Few realize it, but New Jersey's southern counties could take a legitimate place among the pantheon of influential sites in preserved food technology. As we learned this summer from our visit to Upper Deerfield Township, Seabrook Farms was a pioneer in flash freezing vegetables and became America's largest frozen food processor. However, the groundbreaking work of Clarence Birdseye and C.F. Seabrook was preceded by another technology that helped millions of homemakers preserve the bounty of their farms and gardens without refrigeration.
Yup, the Mason jar was born in New Jersey, invented in 1858 by a Vineland native named John Landis Mason. To be fair, he was already established as a metalsmith in New York City when he came up with a practical way to extend the shelf life of preserved produce, but he returned to his native state to bring the concept to reality. It wasn't loyalty, just practicality that brought him back: he needed a good jar, and South Jersey's glass industry was in its heyday, with several factories using the local sand to turn out a superior product.
Mason was building on the work of Frenchman Nicolas Appert, who, nearly 50 years earlier, had theorized that the act of heating food would sterilize it to prevent spoilage. It wasn't known why -- Louis Pasteur wouldn't perform his groundbreaking work in germ theory until the 1860s -- but inventors quickly sought ways to capitalize on Appert's findings. The tin can was introduced as a storage option a few years later, but the technology wasn't practical for those who wanted to preserve their own food, nor was the food inside the cans visible. Others had come up with canning methods using cork and wax, both of which proved problematic.
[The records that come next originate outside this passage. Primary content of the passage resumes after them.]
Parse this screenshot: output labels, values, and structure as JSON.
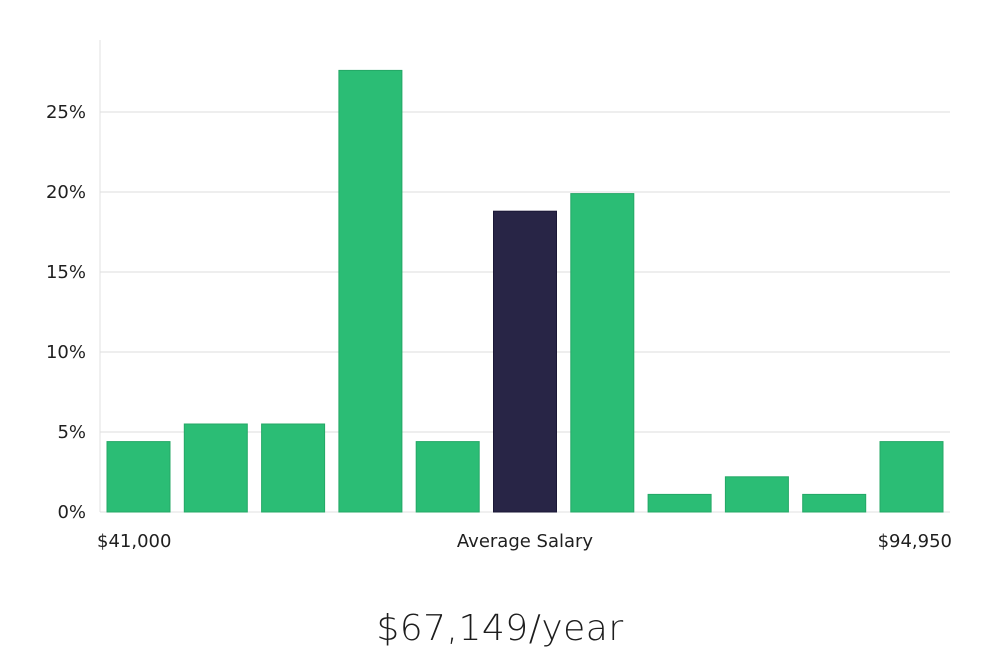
{
  "chart_data": {
    "type": "bar",
    "values": [
      4.4,
      5.5,
      5.5,
      27.6,
      4.4,
      18.8,
      19.9,
      1.1,
      2.2,
      1.1,
      4.4
    ],
    "highlight_index": 5,
    "ylim": [
      0,
      29.5
    ],
    "y_ticks": [
      {
        "value": 0,
        "label": "0%"
      },
      {
        "value": 5,
        "label": "5%"
      },
      {
        "value": 10,
        "label": "10%"
      },
      {
        "value": 15,
        "label": "15%"
      },
      {
        "value": 20,
        "label": "20%"
      },
      {
        "value": 25,
        "label": "25%"
      }
    ],
    "x_labels": {
      "left": "$41,000",
      "center": "Average Salary",
      "right": "$94,950"
    },
    "grid": true,
    "colors": {
      "bar": "#2bbd75",
      "highlight": "#282546",
      "grid": "#dcdcdc",
      "axis": "#e0e0e0"
    }
  },
  "summary": {
    "salary_text": "$67,149/year"
  }
}
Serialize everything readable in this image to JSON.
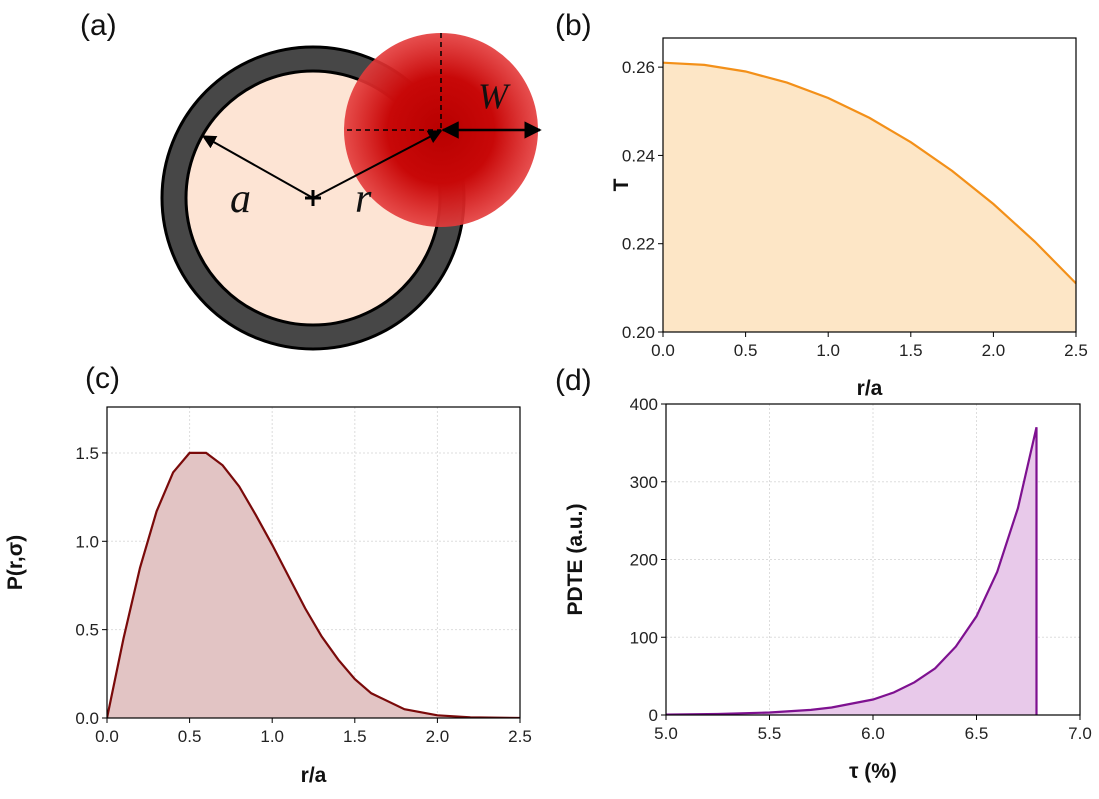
{
  "diagram": {
    "panel_label": "(a)",
    "labels": [
      "a",
      "r",
      "W"
    ]
  },
  "chart_data": [
    {
      "type": "area",
      "panel_label": "(b)",
      "xlabel": "r/a",
      "ylabel": "T",
      "x": [
        0,
        0.25,
        0.5,
        0.75,
        1.0,
        1.25,
        1.5,
        1.75,
        2.0,
        2.25,
        2.5
      ],
      "values": [
        0.261,
        0.2605,
        0.259,
        0.2565,
        0.253,
        0.2485,
        0.243,
        0.2365,
        0.229,
        0.2205,
        0.211
      ],
      "color": "#f39019",
      "fill_color": "#fde6c6",
      "grid": false,
      "xlim": [
        0,
        2.5
      ],
      "ylim": [
        0.2,
        0.2666
      ],
      "xticks": [
        {
          "value": 0,
          "label": "0.0"
        },
        {
          "value": 0.5,
          "label": "0.5"
        },
        {
          "value": 1.0,
          "label": "1.0"
        },
        {
          "value": 1.5,
          "label": "1.5"
        },
        {
          "value": 2.0,
          "label": "2.0"
        },
        {
          "value": 2.5,
          "label": "2.5"
        }
      ],
      "yticks": [
        {
          "value": 0.2,
          "label": "0.20"
        },
        {
          "value": 0.22,
          "label": "0.22"
        },
        {
          "value": 0.24,
          "label": "0.24"
        },
        {
          "value": 0.26,
          "label": "0.26"
        }
      ]
    },
    {
      "type": "area",
      "panel_label": "(c)",
      "xlabel": "r/a",
      "ylabel": "P(r,σ)",
      "x": [
        0,
        0.1,
        0.2,
        0.3,
        0.4,
        0.5,
        0.6,
        0.7,
        0.8,
        0.9,
        1.0,
        1.1,
        1.2,
        1.3,
        1.4,
        1.5,
        1.6,
        1.8,
        2.0,
        2.2,
        2.5
      ],
      "values": [
        0,
        0.45,
        0.85,
        1.17,
        1.39,
        1.5,
        1.5,
        1.43,
        1.31,
        1.15,
        0.98,
        0.8,
        0.62,
        0.46,
        0.33,
        0.22,
        0.14,
        0.05,
        0.015,
        0.004,
        0
      ],
      "color": "#7a0a0a",
      "fill_color": "#e2c4c4",
      "grid": true,
      "xlim": [
        0,
        2.5
      ],
      "ylim": [
        0,
        1.76
      ],
      "xticks": [
        {
          "value": 0,
          "label": "0.0"
        },
        {
          "value": 0.5,
          "label": "0.5"
        },
        {
          "value": 1.0,
          "label": "1.0"
        },
        {
          "value": 1.5,
          "label": "1.5"
        },
        {
          "value": 2.0,
          "label": "2.0"
        },
        {
          "value": 2.5,
          "label": "2.5"
        }
      ],
      "yticks": [
        {
          "value": 0,
          "label": "0.0"
        },
        {
          "value": 0.5,
          "label": "0.5"
        },
        {
          "value": 1.0,
          "label": "1.0"
        },
        {
          "value": 1.5,
          "label": "1.5"
        }
      ]
    },
    {
      "type": "area",
      "panel_label": "(d)",
      "xlabel": "τ (%)",
      "ylabel": "PDTE (a.u.)",
      "x": [
        5.0,
        5.25,
        5.5,
        5.7,
        5.8,
        6.0,
        6.1,
        6.2,
        6.3,
        6.4,
        6.5,
        6.6,
        6.7,
        6.79,
        6.79
      ],
      "values": [
        0.5,
        1.3,
        3.2,
        6.6,
        9.6,
        20,
        29,
        42,
        60,
        88,
        127,
        184,
        266,
        370,
        0
      ],
      "color": "#7e1190",
      "fill_color": "#e8c9ea",
      "grid": true,
      "xlim": [
        5.0,
        7.0
      ],
      "ylim": [
        0,
        400
      ],
      "xticks": [
        {
          "value": 5.0,
          "label": "5.0"
        },
        {
          "value": 5.5,
          "label": "5.5"
        },
        {
          "value": 6.0,
          "label": "6.0"
        },
        {
          "value": 6.5,
          "label": "6.5"
        },
        {
          "value": 7.0,
          "label": "7.0"
        }
      ],
      "yticks": [
        0,
        100,
        200,
        300,
        400
      ]
    }
  ]
}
Going a step farther, Mason designed a porcelain-lined zinc lid that would form a protective seal as the food cooled within the glass container. That, however, required a jar that could receive the lid effectively. Mason chose to work with Samuel Crowley, whose glassworks were on the Mullica River not far from Batsto. Outlining his concept, Mason asked if Crowley could make a jar with a threaded mouth that could accept a screw-top lid. Not long after, master glassblower Clayton Parker produced the prototype jar, and a month later, Mason received the patent for the jar that bears his name.
Having proven that the practicality of his concept, Mason returned to New York and went into business with partners there to manufacture his new invention. He eventually returned to New Jersey, moving his family to New Brunswick and working with the Consolidated Fruit Jar Company, which gained rights to his invention. According to the Encyclopedia of New Jersey, he later patented a soap dish and a life raft, but to my knowledge, those have fallen into oblivion.
Today, "Mason jar" is one of those iconic names that has stuck to a group of products, despite the fact that other manufacturers have become far more prevalent. Some still use them for canning, others as beverage glasses. However you come upon them next, take a moment to raise a drink -- or some preserves -- to the man from Vineland who made them possible.